Glossary¶

ETL: Extract Transform Load
Source Connector: A Source connector is a connector that extends SourceConnector and is used by Kafka Connect to pull data into a Kafka Cluster. In the typical ETL pattern a SourceConnector would be used to extract data from a source system. Source systems can be anything from a relational database, to a remote web service.
Sink Connector: A Sink connector is a connector that extends SinkConnector and is used by Kafka Connect to pull data into a Kafka Cluster. In the typical ETL pattern a SinkConnector would be used to load data into a target system.
Transformation: A Transformation is used to make changes to data on the fly before it is written to Kafka or written to the target system. This could be masking a field, or setting the value of a field.
Distributed Mode: Distributed mode is a configuration of Kafka Connect that allows a user to configure multiple worker nodes to share the workload of multiple connectors. In the event of a failure of one of the worker nodes, the running connectors will be distributed among the remaining worker nodes. This allows a high degree of fault tolerance.
Standalone Mode: Standalone mode is a configuration of Kafka Connect that runs as a single node. This mode is typically used with listening style connectors like the syslog and splunk connectors. This is not a fault tolerant mode. If fault tolerance is required it must be handled externally to Kafka Connect. For example with the syslog connector you can place a load balancer in front of multiple standalone nodes.
Kafka Topic: A Kafka Topic is the logical layer of a Kafka Cluster. A topic is made of one or more partition(s) which can be spread across several kafka broker(s)
Kafka Broker(s): A Kafka broker is a server in a Kafka Cluster which is used to store data.
Partition(s): A partition is a logical breakdown of a Topic which allows the data to be hosted across several machines. Kafka does not have a global guaranteed order but it does guarantee order within a partition. Partitions are selected based on a hash of the key.
SSL: A method for securing data between two hosts.

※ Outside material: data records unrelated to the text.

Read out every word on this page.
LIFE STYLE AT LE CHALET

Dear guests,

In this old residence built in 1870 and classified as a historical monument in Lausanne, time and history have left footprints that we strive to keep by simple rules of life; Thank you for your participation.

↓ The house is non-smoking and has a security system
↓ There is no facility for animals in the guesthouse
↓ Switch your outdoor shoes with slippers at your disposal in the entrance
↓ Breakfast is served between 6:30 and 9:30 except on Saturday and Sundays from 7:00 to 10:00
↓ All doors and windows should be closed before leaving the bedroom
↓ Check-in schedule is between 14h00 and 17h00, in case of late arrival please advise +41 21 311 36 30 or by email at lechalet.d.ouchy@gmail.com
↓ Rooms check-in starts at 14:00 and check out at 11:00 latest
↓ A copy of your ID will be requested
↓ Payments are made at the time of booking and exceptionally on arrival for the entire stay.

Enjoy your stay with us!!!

Schema Registry: The schema registry is a serializer and deserializer that integrates with Apache Avro to track the schemas associated with data in a topic. It also is used to ensure the proper schema is used when writing to a topic.
Avro: Apache Avro is a binary serialization system. It drastically reduces the overall size of the data written to disk, which directly correlates to less IO and storage requirements.

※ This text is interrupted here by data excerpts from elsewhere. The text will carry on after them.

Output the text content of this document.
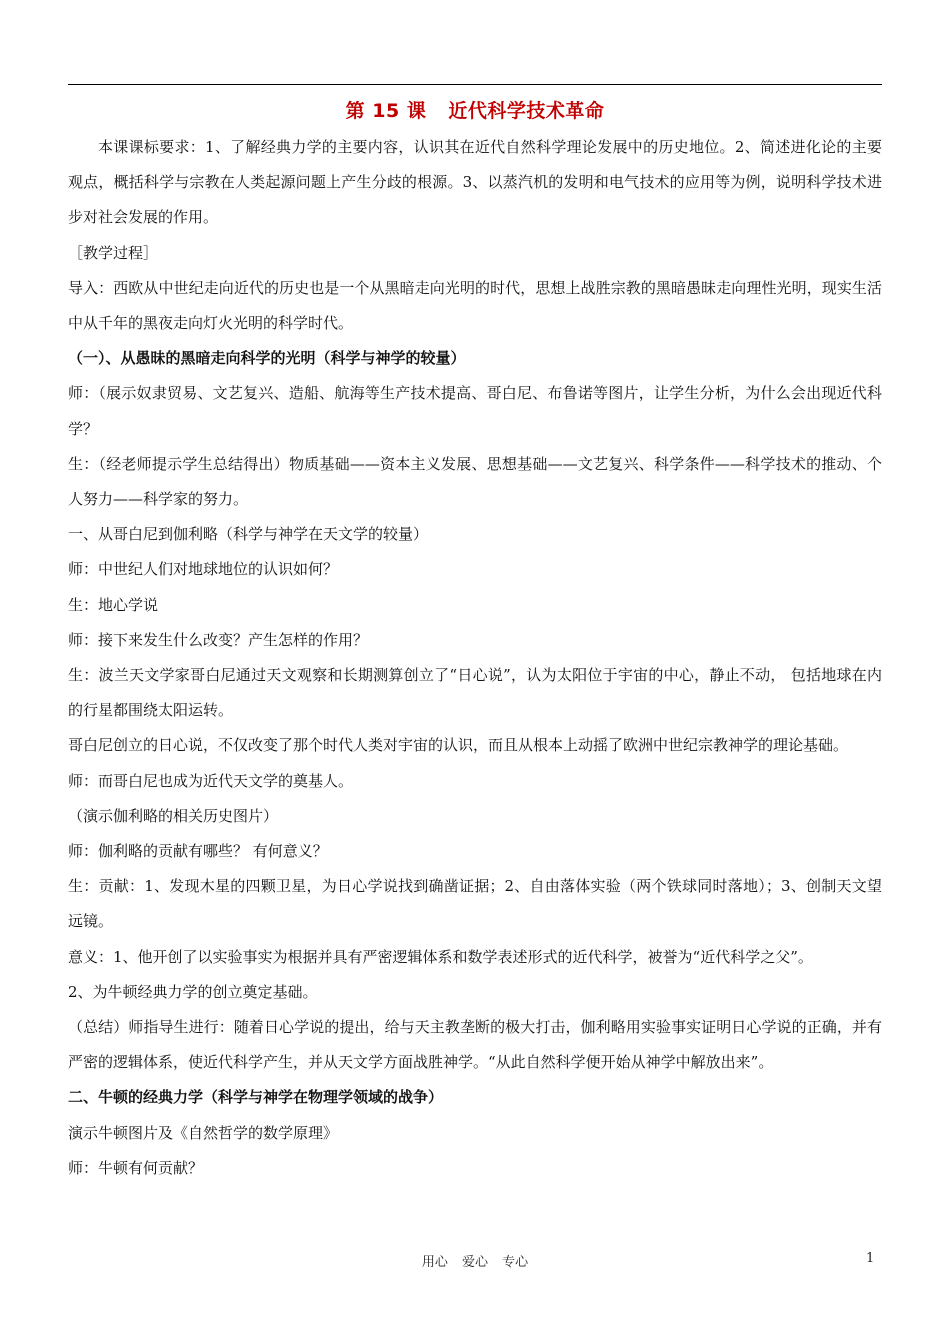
第 15 课 近代科学技术革命

本课课标要求：1、了解经典力学的主要内容，认识其在近代自然科学理论发展中的历史地位。2、简述进化论的主要观点，概括科学与宗教在人类起源问题上产生分歧的根源。3、以蒸汽机的发明和电气技术的应用等为例，说明科学技术进步对社会发展的作用。

［教学过程］

导入：西欧从中世纪走向近代的历史也是一个从黑暗走向光明的时代，思想上战胜宗教的黑暗愚昧走向理性光明，现实生活中从千年的黑夜走向灯火光明的科学时代。

（一）、从愚昧的黑暗走向科学的光明（科学与神学的较量）

师：（展示奴隶贸易、文艺复兴、造船、航海等生产技术提高、哥白尼、布鲁诺等图片，让学生分析，为什么会出现近代科学？

生：（经老师提示学生总结得出）物质基础——资本主义发展、思想基础——文艺复兴、科学条件——科学技术的推动、个人努力——科学家的努力。

一、从哥白尼到伽利略（科学与神学在天文学的较量）

师：中世纪人们对地球地位的认识如何？

生：地心学说

师：接下来发生什么改变？产生怎样的作用？

生：波兰天文学家哥白尼通过天文观察和长期测算创立了“日心说”，认为太阳位于宇宙的中心，静止不动， 包括地球在内的行星都围绕太阳运转。

哥白尼创立的日心说，不仅改变了那个时代人类对宇宙的认识，而且从根本上动摇了欧洲中世纪宗教神学的理论基础。

师：而哥白尼也成为近代天文学的奠基人。

（演示伽利略的相关历史图片）

师：伽利略的贡献有哪些？ 有何意义？

生：贡献：1、发现木星的四颗卫星，为日心学说找到确凿证据；2、自由落体实验（两个铁球同时落地）；3、创制天文望远镜。

意义：1、他开创了以实验事实为根据并具有严密逻辑体系和数学表述形式的近代科学，被誉为“近代科学之父”。

2、为牛顿经典力学的创立奠定基础。

（总结）师指导生进行：随着日心学说的提出，给与天主教垄断的极大打击，伽利略用实验事实证明日心学说的正确，并有严密的逻辑体系，使近代科学产生，并从天文学方面战胜神学。“从此自然科学便开始从神学中解放出来”。

二、牛顿的经典力学（科学与神学在物理学领域的战争）

演示牛顿图片及《自然哲学的数学原理》

师：牛顿有何贡献？

用心 爱心 专心	1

Key: The key is the the part of the message that is used to determine the partition that data will be written to. If the topic is configured as a compacted topic then only the last version of a key will be stored.
Value: The value is the part of the message that usually contains the bulk of the message. The value will typically contain fields with a representation of the data.
CDC: Change Data Capture
Compacted Topic: A compacted topic is used to store the last value of data for a key. This is used heavily in CDC use cases.